Luie evaluatie

Uit Wikipedia, de vrije encyclopedie

In programmeertalen is luie evaluatie (in het Engels: lazy evaluation) een evaluatie-strategie. Het wordt soms ook Call-by-need genoemd. Het idee is dat een uitdrukking pas geëvalueerd wordt wanneer ze daadwerkelijk nodig is. Voorbeelden van programmeertalen die een luie evaluatie hanteren zijn Haskell en Scala.

Overzicht[bewerken | brontekst bewerken]

De voordelen van luie evaluatie zijn: verbeterde prestaties door het vermijden van overbodige berekeningen, het vermijden van foutieve situaties in gecombineerde expressies en de mogelijkheid om om te gaan met oneindige datastructuren. Ook is het mogelijk controlestructuren als functies te definiëren in plaats van ingebouwde structuren.

Programmeertalen die gebruikmaken van luie evaluatie kunnen verder onderverdeeld worden in talen die een call-by-name of een call-by-need-evaluatiestrategie gebruiken. De meeste luie programmeertalen, zoals Haskell, maken gebruik van een call-by-needstrategie omwille van de snelheid maar bij theoretische berekeningen met luie evaluatie gebruikt men call-by-name omwille van de eenvoud.

Het tegenovergestelde van luie evaluatie is strikte evaluatie (in het Engels: strict evaluation).

Voorbeelden[bewerken | brontekst bewerken]

Oneindige lijsten[bewerken | brontekst bewerken]

Een voorbeeld van luie evaluatie in Haskell waarbij gebruik wordt gemaakt van een oneindige lijst:

takeWhile (<10) (map (+1) [1..])

De notatie [1..] geeft een oneindige lijst van gehele getallen vanaf 1. Het opbouwen van deze oneindige lijst is niet mogelijk in talen met strikte evaluatie maar door luie evalutie is het wel mogelijk er berekeningen mee uit te voeren. De hogere-ordefunctie map past een functie toe op alle elementen in een lijst (in dit geval wordt bij elk element in de oneindige lijst één opgeteld). De functie takeWhile neemt elementen van het begin van een lijst zolang een bepaalde voorwaarde geldt (in dit geval zolang de elementen kleiner zijn dan 10).

Door luie evaluatie zal eerst het eerste element van de lijst berekend worden door één keer de functie (+1) toe te passen op het eerste element van de lijst (1). Als deze (1+1 = 2) aan de voorwaarde "kleiner dan 10" voldoet dan zal het volgende element berekend worden. Op deze wijze wordt een nieuw element van de oneindige lijst pas berekend als het echt nodig is voor het antwoord. Wanneer de voorwaarde niet meer geldt, wordt de rest van de lijst ook niet meer uitgerekend.

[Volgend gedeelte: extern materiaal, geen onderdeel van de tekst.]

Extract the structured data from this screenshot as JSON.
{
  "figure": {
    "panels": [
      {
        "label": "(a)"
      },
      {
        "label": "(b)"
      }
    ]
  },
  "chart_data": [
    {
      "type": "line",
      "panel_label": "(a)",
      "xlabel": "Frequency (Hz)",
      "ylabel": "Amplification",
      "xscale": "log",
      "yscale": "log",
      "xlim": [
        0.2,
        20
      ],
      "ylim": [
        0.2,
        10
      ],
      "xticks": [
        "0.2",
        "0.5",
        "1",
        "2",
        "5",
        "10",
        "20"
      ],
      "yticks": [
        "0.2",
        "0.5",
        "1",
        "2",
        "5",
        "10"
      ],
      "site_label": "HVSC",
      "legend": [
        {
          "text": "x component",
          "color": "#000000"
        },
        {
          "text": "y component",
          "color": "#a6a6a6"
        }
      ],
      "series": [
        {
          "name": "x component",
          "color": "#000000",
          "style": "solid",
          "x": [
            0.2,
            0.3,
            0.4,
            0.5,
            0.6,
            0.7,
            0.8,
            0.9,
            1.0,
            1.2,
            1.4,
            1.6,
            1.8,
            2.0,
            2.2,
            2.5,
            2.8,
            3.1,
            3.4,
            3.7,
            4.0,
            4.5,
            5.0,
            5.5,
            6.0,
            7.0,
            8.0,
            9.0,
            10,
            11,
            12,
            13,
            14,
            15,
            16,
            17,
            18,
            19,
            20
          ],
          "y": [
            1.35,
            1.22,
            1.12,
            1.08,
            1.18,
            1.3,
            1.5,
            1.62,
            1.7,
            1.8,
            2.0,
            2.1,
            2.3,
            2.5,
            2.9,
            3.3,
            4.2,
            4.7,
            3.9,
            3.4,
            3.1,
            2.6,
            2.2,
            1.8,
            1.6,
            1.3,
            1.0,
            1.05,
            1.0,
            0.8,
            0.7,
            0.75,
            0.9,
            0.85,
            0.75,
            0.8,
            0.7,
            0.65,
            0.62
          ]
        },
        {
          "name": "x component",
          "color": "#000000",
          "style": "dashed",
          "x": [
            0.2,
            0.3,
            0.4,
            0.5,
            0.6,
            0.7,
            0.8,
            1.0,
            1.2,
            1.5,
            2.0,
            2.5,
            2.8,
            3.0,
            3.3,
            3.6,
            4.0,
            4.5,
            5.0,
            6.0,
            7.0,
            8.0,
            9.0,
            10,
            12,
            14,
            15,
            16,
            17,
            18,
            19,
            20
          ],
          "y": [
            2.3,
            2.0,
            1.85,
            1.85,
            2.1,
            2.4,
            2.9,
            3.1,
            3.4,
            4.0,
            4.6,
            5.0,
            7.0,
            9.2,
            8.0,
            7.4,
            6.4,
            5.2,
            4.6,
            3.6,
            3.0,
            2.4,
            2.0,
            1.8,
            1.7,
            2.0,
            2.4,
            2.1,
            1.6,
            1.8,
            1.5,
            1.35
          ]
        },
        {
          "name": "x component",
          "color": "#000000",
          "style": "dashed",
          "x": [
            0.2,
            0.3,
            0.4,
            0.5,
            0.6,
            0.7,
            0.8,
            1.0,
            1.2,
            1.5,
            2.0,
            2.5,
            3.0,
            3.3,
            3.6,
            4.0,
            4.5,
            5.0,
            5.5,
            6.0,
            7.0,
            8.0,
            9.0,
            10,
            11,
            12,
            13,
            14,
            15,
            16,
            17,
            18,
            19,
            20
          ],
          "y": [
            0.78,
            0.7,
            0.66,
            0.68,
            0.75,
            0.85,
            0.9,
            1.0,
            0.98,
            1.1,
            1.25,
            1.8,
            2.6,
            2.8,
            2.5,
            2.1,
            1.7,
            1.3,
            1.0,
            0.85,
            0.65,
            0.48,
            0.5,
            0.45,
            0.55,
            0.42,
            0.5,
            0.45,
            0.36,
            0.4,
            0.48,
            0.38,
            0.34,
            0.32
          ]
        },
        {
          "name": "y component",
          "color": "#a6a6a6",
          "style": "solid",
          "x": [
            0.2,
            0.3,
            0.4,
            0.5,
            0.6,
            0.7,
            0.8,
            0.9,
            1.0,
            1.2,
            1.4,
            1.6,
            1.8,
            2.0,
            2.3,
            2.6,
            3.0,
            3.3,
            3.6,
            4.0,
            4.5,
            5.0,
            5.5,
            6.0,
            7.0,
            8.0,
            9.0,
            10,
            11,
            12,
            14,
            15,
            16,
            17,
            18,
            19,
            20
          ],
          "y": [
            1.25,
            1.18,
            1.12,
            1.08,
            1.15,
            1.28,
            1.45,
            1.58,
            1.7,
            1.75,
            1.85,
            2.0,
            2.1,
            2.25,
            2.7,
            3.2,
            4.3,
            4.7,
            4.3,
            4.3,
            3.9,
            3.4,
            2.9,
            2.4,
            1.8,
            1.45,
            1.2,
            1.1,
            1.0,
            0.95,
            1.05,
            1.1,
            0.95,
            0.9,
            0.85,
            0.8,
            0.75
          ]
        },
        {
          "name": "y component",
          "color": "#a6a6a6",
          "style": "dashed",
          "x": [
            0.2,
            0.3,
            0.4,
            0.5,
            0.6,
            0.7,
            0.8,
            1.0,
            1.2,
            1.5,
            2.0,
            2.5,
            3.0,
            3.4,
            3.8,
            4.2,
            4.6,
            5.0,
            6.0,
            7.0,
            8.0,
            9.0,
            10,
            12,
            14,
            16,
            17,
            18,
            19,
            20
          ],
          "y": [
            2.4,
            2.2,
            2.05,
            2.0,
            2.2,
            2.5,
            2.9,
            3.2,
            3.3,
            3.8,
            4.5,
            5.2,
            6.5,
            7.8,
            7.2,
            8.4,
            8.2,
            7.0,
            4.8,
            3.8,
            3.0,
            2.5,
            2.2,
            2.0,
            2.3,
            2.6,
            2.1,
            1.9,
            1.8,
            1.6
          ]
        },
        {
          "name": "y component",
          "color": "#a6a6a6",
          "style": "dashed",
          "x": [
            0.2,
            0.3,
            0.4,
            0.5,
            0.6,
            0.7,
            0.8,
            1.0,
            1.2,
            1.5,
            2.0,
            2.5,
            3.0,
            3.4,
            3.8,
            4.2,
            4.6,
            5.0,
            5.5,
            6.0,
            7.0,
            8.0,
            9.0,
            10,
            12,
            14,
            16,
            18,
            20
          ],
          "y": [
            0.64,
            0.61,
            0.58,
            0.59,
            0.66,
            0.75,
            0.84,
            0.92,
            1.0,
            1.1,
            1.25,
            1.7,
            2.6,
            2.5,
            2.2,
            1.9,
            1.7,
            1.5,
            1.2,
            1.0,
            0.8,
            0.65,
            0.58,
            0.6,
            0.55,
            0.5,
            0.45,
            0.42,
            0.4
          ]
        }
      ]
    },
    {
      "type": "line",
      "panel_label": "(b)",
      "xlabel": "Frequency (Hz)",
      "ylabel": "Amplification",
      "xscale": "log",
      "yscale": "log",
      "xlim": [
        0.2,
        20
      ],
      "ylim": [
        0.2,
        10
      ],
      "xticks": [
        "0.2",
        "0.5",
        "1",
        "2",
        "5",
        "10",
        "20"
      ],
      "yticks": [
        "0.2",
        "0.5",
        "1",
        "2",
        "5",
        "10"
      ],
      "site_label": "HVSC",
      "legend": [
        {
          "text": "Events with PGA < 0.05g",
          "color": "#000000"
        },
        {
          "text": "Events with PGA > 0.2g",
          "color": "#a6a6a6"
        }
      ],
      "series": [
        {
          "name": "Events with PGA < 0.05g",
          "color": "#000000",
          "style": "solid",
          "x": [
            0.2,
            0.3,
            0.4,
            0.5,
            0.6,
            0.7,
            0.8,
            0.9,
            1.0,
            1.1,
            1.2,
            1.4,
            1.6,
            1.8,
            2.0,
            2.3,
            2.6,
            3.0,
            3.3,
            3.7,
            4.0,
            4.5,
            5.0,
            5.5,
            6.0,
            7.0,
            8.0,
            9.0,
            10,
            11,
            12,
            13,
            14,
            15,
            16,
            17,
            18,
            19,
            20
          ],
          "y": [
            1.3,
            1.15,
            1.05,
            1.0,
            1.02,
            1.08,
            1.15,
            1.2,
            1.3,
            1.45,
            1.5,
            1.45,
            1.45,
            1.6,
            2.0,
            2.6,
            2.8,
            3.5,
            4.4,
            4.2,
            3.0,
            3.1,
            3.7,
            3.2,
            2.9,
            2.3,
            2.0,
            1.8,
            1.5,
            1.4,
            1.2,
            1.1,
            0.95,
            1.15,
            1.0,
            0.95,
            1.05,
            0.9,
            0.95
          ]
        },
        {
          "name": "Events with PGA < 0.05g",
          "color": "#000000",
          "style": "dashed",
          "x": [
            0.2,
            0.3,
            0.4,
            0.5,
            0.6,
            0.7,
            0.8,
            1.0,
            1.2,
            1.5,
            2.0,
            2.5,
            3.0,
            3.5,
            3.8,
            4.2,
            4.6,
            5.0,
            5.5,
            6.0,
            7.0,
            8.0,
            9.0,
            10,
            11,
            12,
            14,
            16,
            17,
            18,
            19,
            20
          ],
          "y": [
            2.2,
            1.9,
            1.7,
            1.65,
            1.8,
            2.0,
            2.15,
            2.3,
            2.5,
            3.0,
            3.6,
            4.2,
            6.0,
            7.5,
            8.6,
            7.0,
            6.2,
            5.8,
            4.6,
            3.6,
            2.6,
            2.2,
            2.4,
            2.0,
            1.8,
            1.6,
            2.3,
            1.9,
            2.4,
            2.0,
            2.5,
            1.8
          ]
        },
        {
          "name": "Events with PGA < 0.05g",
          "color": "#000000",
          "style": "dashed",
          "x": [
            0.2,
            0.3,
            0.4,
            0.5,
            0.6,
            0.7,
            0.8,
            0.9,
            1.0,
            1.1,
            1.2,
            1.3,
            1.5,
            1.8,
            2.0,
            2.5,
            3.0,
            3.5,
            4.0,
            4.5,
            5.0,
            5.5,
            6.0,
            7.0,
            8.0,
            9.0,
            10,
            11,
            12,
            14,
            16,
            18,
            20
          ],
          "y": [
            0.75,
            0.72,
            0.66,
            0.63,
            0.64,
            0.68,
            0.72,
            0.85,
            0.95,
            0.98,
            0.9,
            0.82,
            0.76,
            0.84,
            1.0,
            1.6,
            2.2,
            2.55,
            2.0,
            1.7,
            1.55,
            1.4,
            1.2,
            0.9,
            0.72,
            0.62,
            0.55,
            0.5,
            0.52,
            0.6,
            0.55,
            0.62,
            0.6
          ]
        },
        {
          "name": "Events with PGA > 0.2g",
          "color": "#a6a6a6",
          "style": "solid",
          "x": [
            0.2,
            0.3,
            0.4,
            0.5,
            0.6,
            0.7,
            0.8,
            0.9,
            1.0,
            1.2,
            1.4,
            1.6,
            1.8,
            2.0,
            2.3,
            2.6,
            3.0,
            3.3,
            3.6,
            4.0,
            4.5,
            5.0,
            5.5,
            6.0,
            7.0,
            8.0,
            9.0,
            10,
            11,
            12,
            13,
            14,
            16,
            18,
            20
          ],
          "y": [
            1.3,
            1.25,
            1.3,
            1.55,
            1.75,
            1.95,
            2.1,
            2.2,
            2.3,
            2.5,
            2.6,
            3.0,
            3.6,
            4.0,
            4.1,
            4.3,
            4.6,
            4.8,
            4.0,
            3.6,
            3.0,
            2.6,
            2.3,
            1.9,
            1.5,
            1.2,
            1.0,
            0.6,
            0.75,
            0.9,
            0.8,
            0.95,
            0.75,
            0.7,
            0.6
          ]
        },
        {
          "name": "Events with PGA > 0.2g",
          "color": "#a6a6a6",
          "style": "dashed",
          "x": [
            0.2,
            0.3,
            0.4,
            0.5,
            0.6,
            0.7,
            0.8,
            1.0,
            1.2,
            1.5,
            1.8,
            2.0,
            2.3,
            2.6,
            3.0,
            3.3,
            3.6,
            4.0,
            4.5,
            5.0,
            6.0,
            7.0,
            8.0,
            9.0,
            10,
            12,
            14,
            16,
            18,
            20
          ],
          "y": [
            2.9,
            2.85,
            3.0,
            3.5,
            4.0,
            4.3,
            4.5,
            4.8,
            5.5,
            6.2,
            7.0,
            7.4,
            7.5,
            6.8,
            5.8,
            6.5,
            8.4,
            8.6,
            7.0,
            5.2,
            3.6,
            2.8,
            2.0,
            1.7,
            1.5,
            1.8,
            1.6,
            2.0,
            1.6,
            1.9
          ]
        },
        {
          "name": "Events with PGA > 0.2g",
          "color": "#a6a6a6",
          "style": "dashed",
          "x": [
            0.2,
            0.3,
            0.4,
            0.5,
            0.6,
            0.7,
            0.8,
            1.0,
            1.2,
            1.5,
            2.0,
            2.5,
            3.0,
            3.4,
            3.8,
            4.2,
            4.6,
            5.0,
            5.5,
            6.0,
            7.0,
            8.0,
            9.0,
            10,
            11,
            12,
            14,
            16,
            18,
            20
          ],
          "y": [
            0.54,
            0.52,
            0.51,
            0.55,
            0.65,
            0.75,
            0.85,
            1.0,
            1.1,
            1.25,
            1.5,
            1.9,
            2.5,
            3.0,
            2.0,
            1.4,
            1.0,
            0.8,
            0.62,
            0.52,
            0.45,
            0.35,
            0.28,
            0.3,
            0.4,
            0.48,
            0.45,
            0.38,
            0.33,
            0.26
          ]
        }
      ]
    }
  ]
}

Rij van Fibonacci[bewerken | brontekst bewerken]

Door luie evaluatie is het mogelijk om de lijst met Fibonaccigetallen als volgt te definiëren (met behulp van corecursie):

fibs = 0 : 1 : zipWith (+) fibs (tail fibs)

waarbij : een functie is om een element op kop van een lijst te zetten, tail een functie om de gehele lijst behalve het eerste element te verkrijgen en zipWith een functie om twee lijsten met elkaar te verbinden met behulp van een andere functie (de plus-operator in dit geval). Deze aanpak wordt in lineaire tijd uitgevoerd.